Il programma redatto dai saggi, alcuni de quali molto probabilmente entreranno nel governo, (Moavero e Giovannini su tutti) almeno parzialmente è attuabile immediatamente con reciproca soddisfazione da parte di Pd e Pdl: tra le prime cose da fare ci sarà il rifinanziamento con 2 miliardi del Fondo centrale di garanzia, che consentirà di erogare 30 miliardi di finanziamenti alle piccole imprese, inoltre tutti sono d’accordo, nell’immediato, ad impiegare le poche risorse disponibili per fornire agevolazioni fiscali ai redditi deboli, secondo il principio cardine scelto dai saggi.

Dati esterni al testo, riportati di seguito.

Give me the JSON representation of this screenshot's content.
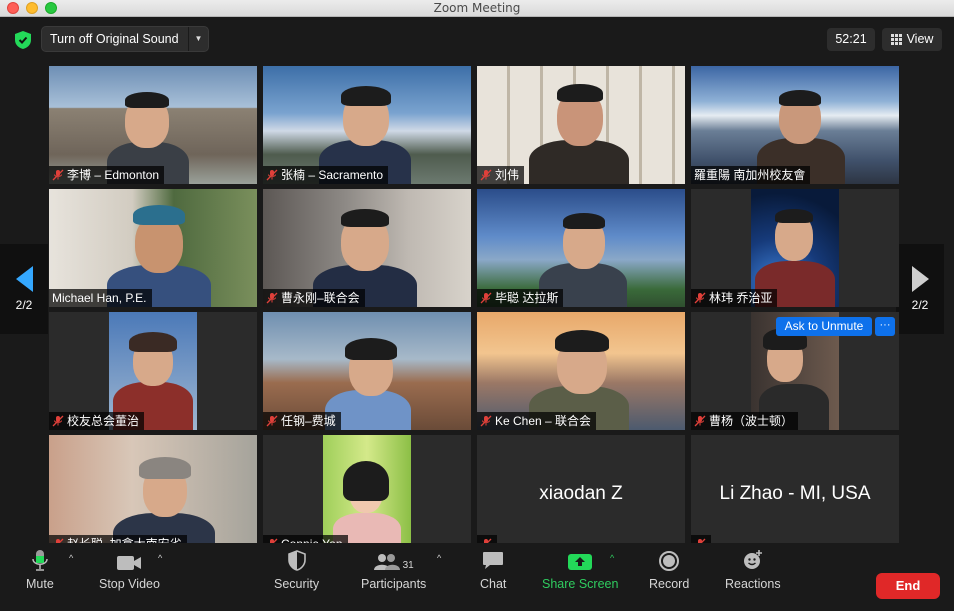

Un’altra idea che gode di ampi consensi è quella che prevede la restituzione di tutti i 90 miliardi arretrati alle imprese creditrici della Pubblica amministrazione, e non soltanto quindi dei 40 miliardi programmati dal governo Monti anche se appare onestamente complesso rispettare il 3% del deficit del Pil, argomento delicato e spinoso che però prima o poi sarà necessario affrontare considerata la deroga ottenuta da Francia e Spagna.
I mercati dal canto loro non saranno un problema; infatti lo spread ieri è sceso a 282 punti, il minimo fatto toccare dal 2010, del resto gli investitori sanno perfettamente che un governo di larghe intese non metterà a rischio i conti con misure espansive e che in ogni caso è meglio del caos nel quale il paese ha versato fino ad ora.
La parte realmente complicata si avrà quando entro quest’anno sarà necessario fare una manovra da 8 – 10 miliardi e sarà un’altra manovra in stile lacrime e sangue perché di fatto ricalcherà le decisioni impopolari che hanno permesso al governo tecnico di far rientrare il bilancio nei parametri richiesti dalla Commissione Ue. E’ chiaro però che a livello politico queste decisioni rappresentano una patata bollente visto che richiedono uno sforzo ai cittadini, si pensi che solo l’aumento dell’Iva di luglio frutta allo stato qualcosa come 4 miliardi.
Fra questi provvedimenti, oltre la Tares, la nuova tassa sui rifiuti, rientra naturalmente l’Imu che dovrà essere approvata e confermata anche dopo il 2014 e se il programma dei saggi verrà rispettato il Parlamento dovrà recuperare anche la delega fiscale che devi rimodulare 30 miliardi di euro di agevolazioni fiscali. Ovviamente tutti questi step obbligati metteranno a dura prova la tenuta della maggioranza.
La poltrona più scomoda, alla luce di quanto detto fino ad ora, è evidente che sarà quella del futuro ministro dell’Economia che è difficile che sia un Monti bis più probabile invece che sia un ministro tecnico a ricoprire questo ruolo così delicato ed importante. Al momento il toto nomi riguarda Enrico Giovannini, il presidente dell’Istat e Fabrizio Saccomanni, direttore generale della Banca d’Italia. Il Pd, invece, dovrebbe proporre Pier Carlo Padoan, il capo economista dell’Ocse che sarebbe stato il prescelto in caso di governo Bersani.